Für mich geht es weiter an der Südflanke des Berges 1180 entlang. Vorbei an kleinen Seen folge ich einem Bach aufwärts und lande schließlich am Fuße des Silbbatjåhkkå, direkt unterhalb des, als Gruvområde in der Karte eingezeichneten, Bereichs. Dieses Gebiet beginnt am Bergsattel zwischen den beiden Gipfeln und endet im Hang unterhalb. Wo genau die Silberminen und die Ruinen sind, kann ich der Karte nicht entnehmen. Ich erinnere mich jedoch, von Ruinen am Sattel gelesen zu haben. Bis dorthin sind es rund 1,5 Kilometer und 200 Höhenmeter. Ich packe meinen kleinen Tagesrucksack und deponiere den großen Rucksack gut sichtbar am Felsen. Dann quere ich den Fluss und folge ihm hangaufwärts Richtung Gruvområde. Während des Aufstiegs kann ich wieder das Viejevágge entlang blicken bis zu den norwegischen Bergen. Ich vermute, dass ich auch auf direkten Weg hätte gehen können.

Silbbatjåhkkå Gruvområde

Die Sonne scheint und Spuren einer Mine oder gar Siedlung sehe ich erst einmal nicht. Ich bin schon fast oben, als ich aufgeschichtete Steine sehe. Das Bauwerk hat einen rechteckigen Grundriss und ist zirka einen halben Meter hoch. Als ich davor stehe, stelle ich fest, dass es keine Mauerreste sind, sondern das es sich eher um ein Fundament oder Podest handelt. Etwas weiter finde ich die ersten Gruben, in denen im Tagebau Erz, welches Bleiglanz mit einem Silberanteil von bis zu 0,28 % enthält, abgebaut wurde. Eines der Löcher ist mit Wasser gefüllt. Dieses war eines der Hauptprobleme, beim Abbau des Erzes. Denn kaum begann im Sommer die Schneeschmelze, füllten sich die Löcher mit Wasser und mussten für Sprengungen leer geschöpft werden.

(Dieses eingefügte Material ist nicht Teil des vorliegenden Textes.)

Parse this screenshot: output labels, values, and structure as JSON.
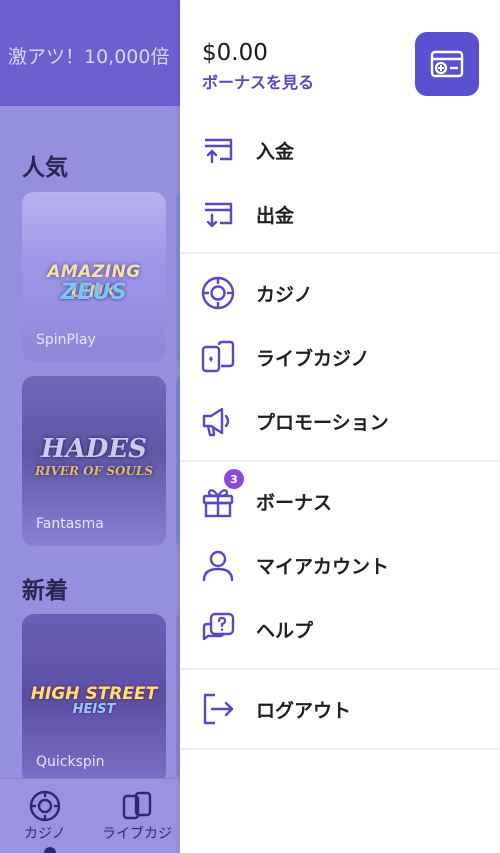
{
  "promo": {
    "text": "激アツ！10,000倍"
  },
  "sections": {
    "popular": "人気",
    "new": "新着"
  },
  "games": [
    {
      "logo1": "AMAZING LINK",
      "logo2": "ZEUS",
      "provider": "SpinPlay"
    },
    {
      "logo1": "HADES",
      "logo2": "RIVER OF SOULS",
      "provider": "Fantasma"
    },
    {
      "logo1": "HIGH STREET",
      "logo2": "HEIST",
      "provider": "Quickspin"
    }
  ],
  "bottom_nav": {
    "casino": "カジノ",
    "live_casino": "ライブカジ"
  },
  "drawer": {
    "balance": "$0.00",
    "bonus_link": "ボーナスを見る",
    "items": {
      "deposit": "入金",
      "withdraw": "出金",
      "casino": "カジノ",
      "live_casino": "ライブカジノ",
      "promotions": "プロモーション",
      "bonus": "ボーナス",
      "bonus_badge": "3",
      "my_account": "マイアカウント",
      "help": "ヘルプ",
      "logout": "ログアウト"
    }
  },
  "colors": {
    "accent": "#5b4fd1",
    "icon": "#5648c7",
    "badge": "#8c4bd6",
    "overlay": "#9590dd"
  }
}
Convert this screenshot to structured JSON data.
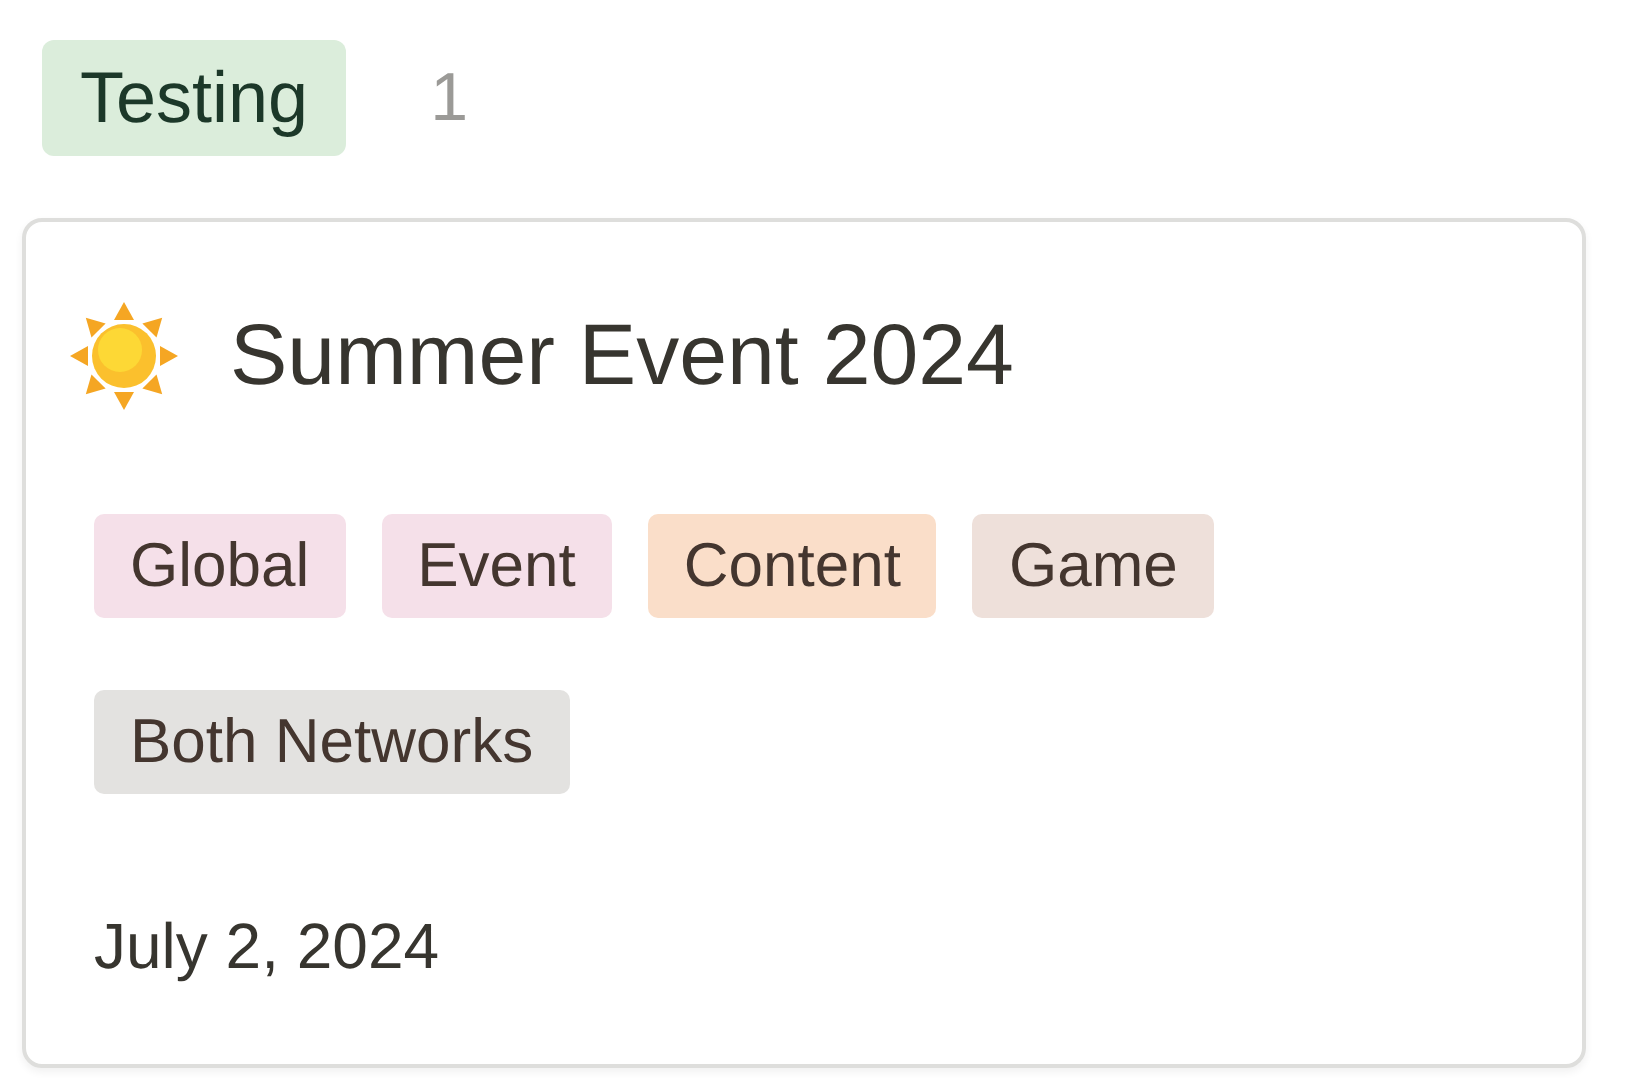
{
  "group": {
    "label": "Testing",
    "color": "#dbeddb",
    "count": "1"
  },
  "card": {
    "title": "Summer Event 2024",
    "tags": [
      {
        "label": "Global",
        "color": "#f5e0e9"
      },
      {
        "label": "Event",
        "color": "#f5e0e9"
      },
      {
        "label": "Content",
        "color": "#fadec9"
      },
      {
        "label": "Game",
        "color": "#eee0da"
      },
      {
        "label": "Both Networks",
        "color": "#e3e2e0"
      }
    ],
    "date": "July 2, 2024"
  }
}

Der Bergbau begann im Sommer 1661. Während Soldaten das Erz abbauten, wurden Sami mit ihren Rentieren gezwungen das Gestein zur Schmelze nach Kvikkjokk zu transportieren. Der Weg führt hinab nach Darreluoppal und von dort über den Präststigen nach Kvikkjokk. Viele Sami flohen mit ihren Tieren nach Norwegen. 1702 wurde der Bergbau eingestellt.

Erst um 1890 gab es wieder einige Tätigkeiten, aber es ist nicht klar, ob auch wieder Erz angebaut wurde. Etwas abseits der Gruben befinden sich einen Meter hohe Mauerreste mit einer Türöffnung. Innen lehnen verrostete Werkzeuge (Hammer, Schaufeln und Eisenstangen) an der Wand und in der Ecke steht ein gusseiserner Ofen. In einer Mauernische liegt sogar ein alter Schuh mit Spikes. Auf dem Ofen steht J. & CG Bolinder, Stockholm. J. & C. G. Bolinders Mekaniska Verkstad wurde erst 1844 gegründet und somit ergibt sich, dass dieser aus der zweiten Phase stammt.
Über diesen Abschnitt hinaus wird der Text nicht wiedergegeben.